Grand Mound Elementary was on a property of about 4 acre. The first school building was built in 1917. Another school building, built in 1954, had a cafeteria, gymnasium, and two classrooms. In 1995, the district closed the original building because it was deemed to be structurally unsafe and its roof was in a poor condition. The building was demolished in 1999. After the demolition, the cafeteria began serving as an office, a school nurse area, and a reading and speech therapy instruction area. By 2001 Grand Mound Elementary served Kindergarten and the first grade. Grand Mound Elementary had 38 students in the 1998–1999 school year, and by 2001 the enrollment was down to 35. Grand Mound students used the library, media and computer facilities at Welton Elementary. By 2002 the school closed, and was sold to God's Family Baptist Church.
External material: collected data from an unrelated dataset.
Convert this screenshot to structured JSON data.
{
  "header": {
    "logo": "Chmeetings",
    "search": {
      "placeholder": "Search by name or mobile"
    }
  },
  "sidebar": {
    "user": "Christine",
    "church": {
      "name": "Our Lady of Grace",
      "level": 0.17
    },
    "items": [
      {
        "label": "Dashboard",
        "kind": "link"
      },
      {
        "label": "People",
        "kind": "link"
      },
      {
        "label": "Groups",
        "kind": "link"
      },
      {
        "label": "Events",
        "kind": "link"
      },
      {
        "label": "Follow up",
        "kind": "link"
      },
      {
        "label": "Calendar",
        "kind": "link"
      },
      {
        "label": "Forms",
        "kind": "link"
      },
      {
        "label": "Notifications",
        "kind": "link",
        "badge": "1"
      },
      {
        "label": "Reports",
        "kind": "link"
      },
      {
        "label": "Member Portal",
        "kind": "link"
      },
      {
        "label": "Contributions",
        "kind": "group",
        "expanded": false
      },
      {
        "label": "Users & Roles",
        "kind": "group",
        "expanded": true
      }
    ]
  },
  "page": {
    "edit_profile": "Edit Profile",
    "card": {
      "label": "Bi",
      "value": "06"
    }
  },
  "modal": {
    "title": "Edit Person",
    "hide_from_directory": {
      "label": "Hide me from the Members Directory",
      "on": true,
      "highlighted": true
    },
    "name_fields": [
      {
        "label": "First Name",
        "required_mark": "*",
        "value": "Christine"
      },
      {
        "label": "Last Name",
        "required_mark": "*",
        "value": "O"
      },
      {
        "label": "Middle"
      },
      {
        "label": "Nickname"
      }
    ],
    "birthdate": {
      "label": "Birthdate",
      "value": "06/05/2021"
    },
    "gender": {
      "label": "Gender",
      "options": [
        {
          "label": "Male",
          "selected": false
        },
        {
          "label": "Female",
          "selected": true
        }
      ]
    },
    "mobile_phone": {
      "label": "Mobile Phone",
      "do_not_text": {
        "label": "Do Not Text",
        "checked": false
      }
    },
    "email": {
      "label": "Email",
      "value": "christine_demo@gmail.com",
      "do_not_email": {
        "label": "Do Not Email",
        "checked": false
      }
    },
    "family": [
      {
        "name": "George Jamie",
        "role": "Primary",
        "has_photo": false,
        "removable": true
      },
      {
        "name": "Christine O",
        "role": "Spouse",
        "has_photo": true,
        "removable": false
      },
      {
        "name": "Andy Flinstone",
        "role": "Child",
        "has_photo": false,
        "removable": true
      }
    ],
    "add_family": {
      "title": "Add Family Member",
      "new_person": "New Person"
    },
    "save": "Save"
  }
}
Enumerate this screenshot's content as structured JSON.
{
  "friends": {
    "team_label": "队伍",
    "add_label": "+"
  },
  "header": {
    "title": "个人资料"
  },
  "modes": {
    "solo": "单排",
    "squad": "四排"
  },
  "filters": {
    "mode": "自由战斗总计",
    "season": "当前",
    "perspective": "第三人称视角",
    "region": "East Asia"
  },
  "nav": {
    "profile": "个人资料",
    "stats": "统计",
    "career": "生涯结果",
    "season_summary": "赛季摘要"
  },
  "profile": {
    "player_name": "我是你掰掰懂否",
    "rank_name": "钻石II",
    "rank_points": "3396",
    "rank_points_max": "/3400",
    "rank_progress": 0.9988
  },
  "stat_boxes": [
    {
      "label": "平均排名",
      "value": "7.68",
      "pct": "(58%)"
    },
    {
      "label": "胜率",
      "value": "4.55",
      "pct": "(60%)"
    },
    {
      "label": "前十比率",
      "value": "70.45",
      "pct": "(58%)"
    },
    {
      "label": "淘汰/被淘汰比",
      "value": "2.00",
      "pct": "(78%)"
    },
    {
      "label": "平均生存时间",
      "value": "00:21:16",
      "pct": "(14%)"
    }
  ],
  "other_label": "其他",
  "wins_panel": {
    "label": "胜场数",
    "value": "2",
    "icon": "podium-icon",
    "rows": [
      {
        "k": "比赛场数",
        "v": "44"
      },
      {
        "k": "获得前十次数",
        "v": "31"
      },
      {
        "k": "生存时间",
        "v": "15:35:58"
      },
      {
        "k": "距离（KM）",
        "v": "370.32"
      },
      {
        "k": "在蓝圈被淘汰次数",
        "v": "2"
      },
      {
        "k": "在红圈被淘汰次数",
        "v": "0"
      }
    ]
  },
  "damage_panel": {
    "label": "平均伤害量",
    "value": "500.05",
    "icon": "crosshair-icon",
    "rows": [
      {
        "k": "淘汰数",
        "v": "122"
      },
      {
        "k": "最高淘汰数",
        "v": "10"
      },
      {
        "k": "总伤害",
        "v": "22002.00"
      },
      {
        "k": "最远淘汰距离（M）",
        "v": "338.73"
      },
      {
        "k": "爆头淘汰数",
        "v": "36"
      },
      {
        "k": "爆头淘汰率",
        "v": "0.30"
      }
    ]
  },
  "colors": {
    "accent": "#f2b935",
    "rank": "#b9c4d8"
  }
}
Welton Elementary had three buildings. The third floor of the main building had a computer laboratory, a library, and a media center. In addition to the main building, there was an art room and teacher's lounge facility, and a modular facility with two classrooms. Welton Elementary had 217 students in the 1998–1999 school year. The district at one time considered expanding Welton Elementary to upper elementary levels but decided against it since it deemed the building too out of date and architecturally difficult to renovate, citing narrow staircases which would have difficulty accommodating chairlifts and the multi-story design. Welton was not fully accessible to handicapped students. Welton Elementary closed in the summer of 2005, and was demolished in 2006. A historic newspaper was found inside the cornerstone, and the City of Welton government received the school memorabilia.

When the Welton and Grand Mound schools were in operation, employees traveled back and forth between the two facilities.